The VC80x's 10.4-inch resistive touch screen with 4:3 aspect ratio 1024 x 768 pixel XGA resolution is the same as in the Windows-based VC80. And since vehicle-mounts may be deployed indoors or outdoors, Zebra offers both a 400 nits and a 1,000 nits LED backlight option, like in the VC80. There's resistive touch, like in the VC80, and here one might perhaps ask why not capacitive touch as that is what Android was designed for. So no pinching and zooming, but Android still works just fine with resistive touch.
The VC80 measures a compact 10.9 x 9.4 inches and is 3.5 inches thick. It weighs about 8.1 pounds. Both the rear housing and the front bezel are made of cast aluminum for strength and durability.
Given the VC80x's intended application where the panel will be used during vehicle operation, the VC80 design with six direct and six soft programmable keys below the bottom of the display, plus an onscreen keyboard works just fine for Android. If desirable, bottom or side-mounted keyboards are optionally available.
For connectivity, the VC80 has two USB ports (one of them powered), two serial RS232 ports, and a 3.5mm audio jack. Optionally available are an RJ45 LAN jack or a CAN-Bus port with SAE J1939 support. There is a front-facing 87 dBA speaker described as "very loud." Push-To-Talk is available also, and may be used with on optional external speaker/microphone.

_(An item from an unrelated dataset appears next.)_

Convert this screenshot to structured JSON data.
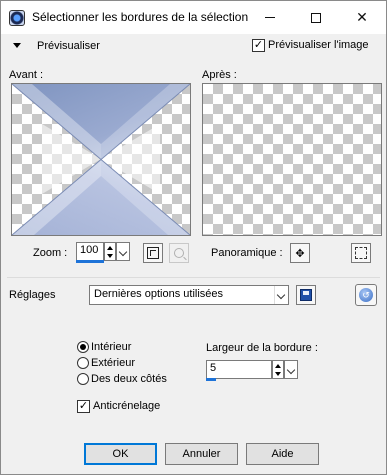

The device comes with speedy dual-band 802.11a/b/g/n/ac/k/r WiFi and Bluetooth v4.0. There's an optional external WLAN antenna, if needed. If scanning is needed, Zebra offers their Bluetooth-based LS3478 or DS3578 handheld or RS507 ring-style cordless scanners.
As a vehicle-mounted device, the Zebra VC80x has an internal 12-48 Volt power supply. There's also an internal battery backup to guard against vehicle power issues, or vehicle battery changes.
The VC80x comes with pre-loaded and pre-licensed Ivanti Velocity powered by Wavelink, Workforce Connect PTT Express, as well as DataWedge with SSI scanner support.
The Zebra VC80x is an exceptionally rugged device with IP66 sealing (totally dustproof and can be hosed down with high-pressure water jets), and a wide -22 to 122 degree Fahrenheit operating temperature range. It has also been tested for shock and vibration, humidity, UV, salt fog, and so on.
Zebra says it best
As for its overall positioning, Zebra says it best in their product brochure:
"With the VC80x, you can easily migrate your material handling vehicles to the next generation platform for warehouse mobility. Based on Android, the VC80x delivers a well-proven mobility platform with guaranteed security support you can count on. You can migrate from Windows to Android without changing the experience you have in place today — no re-training, re-configuration, or development is required."